Şöyle böyle #40

15 Eylül 2010 Çarşamba

Göz açıp kapayıncaya kadar gelmişiz 40 numaralı şöyle böyle yazısına. Aslında hiç de göz açıp kapayıncaya kadar falan değil bence. Kaç zamandır yazıyorum işte baya baya. Parmaklarıma kramplar girdi klavye başında size güzel yazılar sunayım diye sevgili okurlar. Bir müddet daha abartırsam inanmayacağınızı düşünerek hemen ilk madde ile başlıyorum sevgili okur.

  • Sizin de dikkatinizi çekti mi bilmem ama yaz mevsimi sonlarına doğru MSN'deki kişi sayısında patlama oluyor. Tatilden dönmenin verdiği teknoloji açlığı ile demek ki insanlar veriyor kendini sanal ortamlara.
  • Yıllar yılı böceklerden çekmiş birisi olarak çözüm çok yakınımdaymış. 90'lı yılların sonunda popüler olmuş ayaklı lambalar vardı, acımasızca bir ışık saçan. Halojen lambalı. Gözlemlediğim kadarıyla ilk temas anında böceği simsiyah edip atıyor bir köşeye. Böcekler de ışığa gittiği için bana da bu neşeli çekişmeyi izlemek kalıyor.
  • Wii diye bir oyun aleti var, televizyona falan takılan. Yanlız şöyle bir durum var ki, elinize bir zımbırtı alıp onu sallıyorsunuz, ekrandaki herifçik de ona göre elini kolunu falan sallıyor. Siz siz olun bu Wii'yi çok ciddiye almayın canlar. Bir anda evin ortasında hoplaya zıplaya tepişen, elini kolunu sallayan 2 tane adam oluyo bir anda.

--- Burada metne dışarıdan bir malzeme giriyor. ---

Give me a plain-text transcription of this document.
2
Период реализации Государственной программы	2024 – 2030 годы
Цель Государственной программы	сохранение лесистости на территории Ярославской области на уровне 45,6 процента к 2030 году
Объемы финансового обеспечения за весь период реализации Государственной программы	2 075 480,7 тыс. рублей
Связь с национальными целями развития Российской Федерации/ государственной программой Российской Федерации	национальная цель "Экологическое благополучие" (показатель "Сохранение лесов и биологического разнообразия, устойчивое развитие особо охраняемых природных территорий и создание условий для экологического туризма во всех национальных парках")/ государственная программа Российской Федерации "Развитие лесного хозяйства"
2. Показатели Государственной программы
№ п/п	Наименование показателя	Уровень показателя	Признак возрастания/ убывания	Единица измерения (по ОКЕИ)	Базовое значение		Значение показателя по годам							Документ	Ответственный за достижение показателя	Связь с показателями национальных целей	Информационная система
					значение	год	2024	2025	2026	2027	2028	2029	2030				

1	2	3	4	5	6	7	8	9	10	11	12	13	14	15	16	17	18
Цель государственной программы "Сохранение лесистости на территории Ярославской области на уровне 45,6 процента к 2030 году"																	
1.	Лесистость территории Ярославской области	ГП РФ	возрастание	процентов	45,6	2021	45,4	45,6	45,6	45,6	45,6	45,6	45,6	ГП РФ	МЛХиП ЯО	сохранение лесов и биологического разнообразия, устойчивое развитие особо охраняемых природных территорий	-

Sakin sakin oturduğunuz yerden oynayın.
  • Okulda yıllar yılı gidip okey batak oynadığım adamların 5-6 sayfa CV'si olması çok enteresan. Bakınca birşey de yazmıyor aslında "üniversite boyunca profesyonel ödev yapıcılığı ve hocalara saygı gösterisinde bulunuculuğu" gibi saçma saçma şeyler ama ilk bakışta "lan bu adam bu kadar şeyi nasıl yapmış" dedirtiyor insana.
  • Yemeksepeti sağolsun Pavlov'un köpeği oldum adeta. Ne zaman dışardan bir scooter sesi gelse ağzım falan sulanmaya başlıyor.
  • Bir insan kıyafet alışverişinden tırsar mı? Ben tırsıyorum işte. Çok büyük bi eziyet yahu, dükkana gidilecek, modellere falan bakılaca, üste denenecek. Kış mevsiminin gelmesinden de mütevellit geleneksellemiş 4 yılda bir yaptığım kıyafet alışverişine girecek olmak şimdiden ürkütüyor beni. Bir dükkanda kazaklarla polarların arasına yığılmış kalmış bi şekilde görüyorum kendimi şimdiden. Düşünmesi bile kabir azabı gibi adeta.
  • İlkokuldaki elimize kramplar girmesini sağlayan güzel yazı dersi şimdiye kadar işine yaramış birisi var mı acaba?
  • İlkokul diyince de bir de yerli malı haftası geliyor aklıma. Hiçbişey anlamamıştım ben ondan. Her zaman yediğimiz elmayı muzu daha bir kıymetli gibi okula getirip yiyorduk o haftada galba. Ben ise millete şaka yapmakla meşguldum "naber len yerli malı" gibisinden.
  • Moment of truth diye bi program var Amerikan televizyonlarında. Birini yalan makinasına oturtup sorular soruyolar, sonra eşinin dostunun önünde bi daha soruyolar, doğru cevap verince para kazanıyo. Bu yarışmayı Türkiye'de de denediler nasıl tutmadı anlamadım. Sunucusu da Reha Muhtar'dı hatta.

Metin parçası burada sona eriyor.